Здесь, в Америке, стиль был впервые в значительной степени реализован Готорном. Меняющиеся вкусы и моды не пошатнули его позиций. Он был нашим первым, и он остается нашим величайшим творческим художником в художественной литературе, и было бы праздным делом оспаривать его положение. Его работа стала классикой почти при его жизни. Он не был случайным искателем приключений на море литературы, но сознательным, кропотливым художником. Художественной литературе редко служил столь благородный дух; и мы были бы поистине счастливы, если бы могли вырвать секрет стиля из его страниц.

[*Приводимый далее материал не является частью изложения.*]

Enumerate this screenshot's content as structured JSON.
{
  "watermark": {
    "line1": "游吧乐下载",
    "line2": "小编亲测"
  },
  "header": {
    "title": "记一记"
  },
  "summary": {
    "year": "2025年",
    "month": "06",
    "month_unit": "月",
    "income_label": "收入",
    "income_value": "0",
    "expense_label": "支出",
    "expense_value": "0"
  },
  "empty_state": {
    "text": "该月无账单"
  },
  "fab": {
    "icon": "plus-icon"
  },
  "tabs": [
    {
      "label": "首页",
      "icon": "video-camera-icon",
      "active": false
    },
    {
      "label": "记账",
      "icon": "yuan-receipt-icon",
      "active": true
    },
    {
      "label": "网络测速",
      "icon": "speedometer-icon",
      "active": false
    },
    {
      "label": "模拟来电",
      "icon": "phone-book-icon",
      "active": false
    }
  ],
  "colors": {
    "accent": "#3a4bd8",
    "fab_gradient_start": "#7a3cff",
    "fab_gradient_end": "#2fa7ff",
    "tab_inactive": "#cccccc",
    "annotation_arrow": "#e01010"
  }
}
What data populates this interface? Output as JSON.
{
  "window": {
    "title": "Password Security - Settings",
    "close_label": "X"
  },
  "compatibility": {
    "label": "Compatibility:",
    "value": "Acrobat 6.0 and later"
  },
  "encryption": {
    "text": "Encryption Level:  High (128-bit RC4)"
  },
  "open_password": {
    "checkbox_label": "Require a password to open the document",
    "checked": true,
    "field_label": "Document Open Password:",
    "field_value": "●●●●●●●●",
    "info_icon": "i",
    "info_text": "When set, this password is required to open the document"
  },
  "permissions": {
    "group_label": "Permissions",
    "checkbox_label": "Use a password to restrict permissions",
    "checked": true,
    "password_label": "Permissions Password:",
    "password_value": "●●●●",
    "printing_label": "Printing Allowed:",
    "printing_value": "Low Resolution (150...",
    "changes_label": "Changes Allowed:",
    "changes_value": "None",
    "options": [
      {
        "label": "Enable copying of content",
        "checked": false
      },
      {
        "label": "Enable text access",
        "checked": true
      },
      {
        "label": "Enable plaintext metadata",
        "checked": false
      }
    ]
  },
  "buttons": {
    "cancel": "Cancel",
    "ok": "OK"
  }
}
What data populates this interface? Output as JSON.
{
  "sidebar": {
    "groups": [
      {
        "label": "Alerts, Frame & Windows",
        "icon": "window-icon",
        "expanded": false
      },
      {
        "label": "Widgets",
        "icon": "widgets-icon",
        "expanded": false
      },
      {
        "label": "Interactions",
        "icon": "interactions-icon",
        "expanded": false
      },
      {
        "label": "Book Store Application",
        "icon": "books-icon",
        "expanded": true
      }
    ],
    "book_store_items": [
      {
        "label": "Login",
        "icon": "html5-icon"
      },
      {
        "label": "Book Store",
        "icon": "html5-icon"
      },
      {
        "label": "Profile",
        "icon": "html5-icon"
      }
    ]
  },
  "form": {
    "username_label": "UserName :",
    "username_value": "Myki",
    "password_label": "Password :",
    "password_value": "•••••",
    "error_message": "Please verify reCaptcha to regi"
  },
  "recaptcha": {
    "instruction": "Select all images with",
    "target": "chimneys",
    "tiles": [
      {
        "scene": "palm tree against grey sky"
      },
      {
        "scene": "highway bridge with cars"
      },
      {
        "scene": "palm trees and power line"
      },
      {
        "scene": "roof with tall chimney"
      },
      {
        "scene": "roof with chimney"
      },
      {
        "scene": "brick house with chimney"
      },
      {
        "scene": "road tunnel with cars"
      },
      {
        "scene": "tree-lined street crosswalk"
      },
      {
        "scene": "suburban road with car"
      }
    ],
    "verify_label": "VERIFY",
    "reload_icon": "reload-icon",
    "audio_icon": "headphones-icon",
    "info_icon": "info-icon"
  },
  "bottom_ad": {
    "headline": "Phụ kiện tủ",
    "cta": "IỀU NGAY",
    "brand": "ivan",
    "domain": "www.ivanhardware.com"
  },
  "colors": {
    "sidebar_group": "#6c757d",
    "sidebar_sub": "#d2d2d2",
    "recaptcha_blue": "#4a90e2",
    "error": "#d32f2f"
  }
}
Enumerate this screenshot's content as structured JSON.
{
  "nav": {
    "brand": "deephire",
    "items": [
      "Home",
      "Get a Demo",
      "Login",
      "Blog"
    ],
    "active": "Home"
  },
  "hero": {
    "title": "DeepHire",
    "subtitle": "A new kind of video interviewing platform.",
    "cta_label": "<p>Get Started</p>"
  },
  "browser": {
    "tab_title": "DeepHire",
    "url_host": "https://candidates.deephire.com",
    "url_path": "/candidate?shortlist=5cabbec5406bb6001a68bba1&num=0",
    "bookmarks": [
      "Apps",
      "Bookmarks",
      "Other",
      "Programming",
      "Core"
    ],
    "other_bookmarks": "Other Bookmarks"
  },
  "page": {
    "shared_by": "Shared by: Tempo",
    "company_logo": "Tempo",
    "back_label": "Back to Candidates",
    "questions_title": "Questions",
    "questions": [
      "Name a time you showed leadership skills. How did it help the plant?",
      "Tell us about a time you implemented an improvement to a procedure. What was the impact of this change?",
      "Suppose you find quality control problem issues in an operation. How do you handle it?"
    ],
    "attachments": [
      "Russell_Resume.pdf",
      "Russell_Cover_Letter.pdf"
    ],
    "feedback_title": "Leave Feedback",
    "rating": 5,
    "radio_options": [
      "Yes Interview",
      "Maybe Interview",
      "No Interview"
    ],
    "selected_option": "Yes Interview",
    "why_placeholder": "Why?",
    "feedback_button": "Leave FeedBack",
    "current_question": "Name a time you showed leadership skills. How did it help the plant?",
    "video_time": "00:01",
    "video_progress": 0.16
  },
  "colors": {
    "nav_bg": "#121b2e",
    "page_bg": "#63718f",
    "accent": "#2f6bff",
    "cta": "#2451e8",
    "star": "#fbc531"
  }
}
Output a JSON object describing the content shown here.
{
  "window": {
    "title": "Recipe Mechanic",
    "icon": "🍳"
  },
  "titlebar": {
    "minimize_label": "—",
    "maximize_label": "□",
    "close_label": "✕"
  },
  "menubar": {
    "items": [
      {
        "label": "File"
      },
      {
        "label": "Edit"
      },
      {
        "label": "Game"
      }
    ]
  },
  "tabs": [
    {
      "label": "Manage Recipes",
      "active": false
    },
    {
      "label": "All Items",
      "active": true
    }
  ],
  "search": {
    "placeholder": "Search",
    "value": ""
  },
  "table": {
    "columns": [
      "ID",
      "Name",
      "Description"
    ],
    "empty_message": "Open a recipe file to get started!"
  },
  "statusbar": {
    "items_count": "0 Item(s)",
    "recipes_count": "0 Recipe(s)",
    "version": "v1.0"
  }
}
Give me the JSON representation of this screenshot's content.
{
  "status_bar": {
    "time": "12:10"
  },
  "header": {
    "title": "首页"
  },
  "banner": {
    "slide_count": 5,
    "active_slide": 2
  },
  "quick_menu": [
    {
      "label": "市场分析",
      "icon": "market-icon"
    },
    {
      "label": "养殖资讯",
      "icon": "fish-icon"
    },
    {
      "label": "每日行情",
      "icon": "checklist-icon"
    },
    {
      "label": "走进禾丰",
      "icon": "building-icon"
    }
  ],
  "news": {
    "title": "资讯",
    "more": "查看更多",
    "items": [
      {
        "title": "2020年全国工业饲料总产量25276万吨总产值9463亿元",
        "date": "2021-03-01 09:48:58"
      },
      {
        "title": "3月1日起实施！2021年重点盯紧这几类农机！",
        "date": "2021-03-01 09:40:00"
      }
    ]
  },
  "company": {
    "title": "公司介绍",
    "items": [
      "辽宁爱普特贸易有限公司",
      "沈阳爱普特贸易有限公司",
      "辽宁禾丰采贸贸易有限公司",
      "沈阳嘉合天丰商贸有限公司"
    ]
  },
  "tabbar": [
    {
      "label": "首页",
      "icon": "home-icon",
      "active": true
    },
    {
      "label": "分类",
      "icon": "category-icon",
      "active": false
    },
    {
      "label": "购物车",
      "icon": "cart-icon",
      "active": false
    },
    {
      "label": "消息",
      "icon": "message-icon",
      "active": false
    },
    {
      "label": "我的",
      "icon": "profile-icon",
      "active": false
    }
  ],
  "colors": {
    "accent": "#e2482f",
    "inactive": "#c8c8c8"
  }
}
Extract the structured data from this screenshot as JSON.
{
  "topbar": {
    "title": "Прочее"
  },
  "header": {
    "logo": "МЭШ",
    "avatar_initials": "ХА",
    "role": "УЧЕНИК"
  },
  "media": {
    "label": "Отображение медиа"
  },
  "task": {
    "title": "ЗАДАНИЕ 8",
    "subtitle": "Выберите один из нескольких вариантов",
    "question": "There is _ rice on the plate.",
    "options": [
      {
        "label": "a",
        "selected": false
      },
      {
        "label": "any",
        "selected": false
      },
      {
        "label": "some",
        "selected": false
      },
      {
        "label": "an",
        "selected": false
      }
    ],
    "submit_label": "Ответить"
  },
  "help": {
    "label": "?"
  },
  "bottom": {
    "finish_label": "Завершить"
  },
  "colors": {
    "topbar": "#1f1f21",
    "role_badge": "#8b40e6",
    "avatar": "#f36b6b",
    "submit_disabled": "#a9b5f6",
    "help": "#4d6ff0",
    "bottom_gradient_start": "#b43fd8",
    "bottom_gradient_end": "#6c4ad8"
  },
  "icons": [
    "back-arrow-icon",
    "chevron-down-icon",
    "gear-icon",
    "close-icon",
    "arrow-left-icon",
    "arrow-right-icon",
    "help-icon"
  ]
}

В его повествовании иногда могут быть скучные места; его инстинкт формы и пропорции может временами казаться, по нашим поздним вкусам, изменяющим ему; но его владение языком никогда не утрачивается; его меткий выбор слов приводит подражателя в отчаяние; и изящество фразы, баланс, движение и цвет были в значительной степени присущи ему. Кумулятивная сила «Алой буквы» огромна — и это сила стиля не в меньшей степени, чем интенсивной моральной серьезности. Есть нечто внушающее благоговение в созерцании этой меланхоличной фигуры, в чьем уме и сердце дух пуританизма обитал как в святилище; и все же он был всегда и превыше всего художником. Он был так же неспособен на нехудожественную идею, как и на неуклюжее предложение. Сидя на таможне в мрачной маленькой деревушке Салем, он брал пошлину с более странных кораблей, чем когда-либо касались салемских пристаней. Другие фигуры в американской литературе должны рассматриваться через увеличительное стекло; Готорн один возвышается огромным; — как мистер Джеймс так удачно сказал о Бальзаке, фигура Готорна неподвижна и зафиксирована на все времена. Упомянуть Ирвинга, По или Купера на той же странице — значит лишь выдать нашу некомпетентность для должности критика. Среди американских прозаиков есть более добрые и веселые фигуры, но Готорн один — властный, благородный, величественный.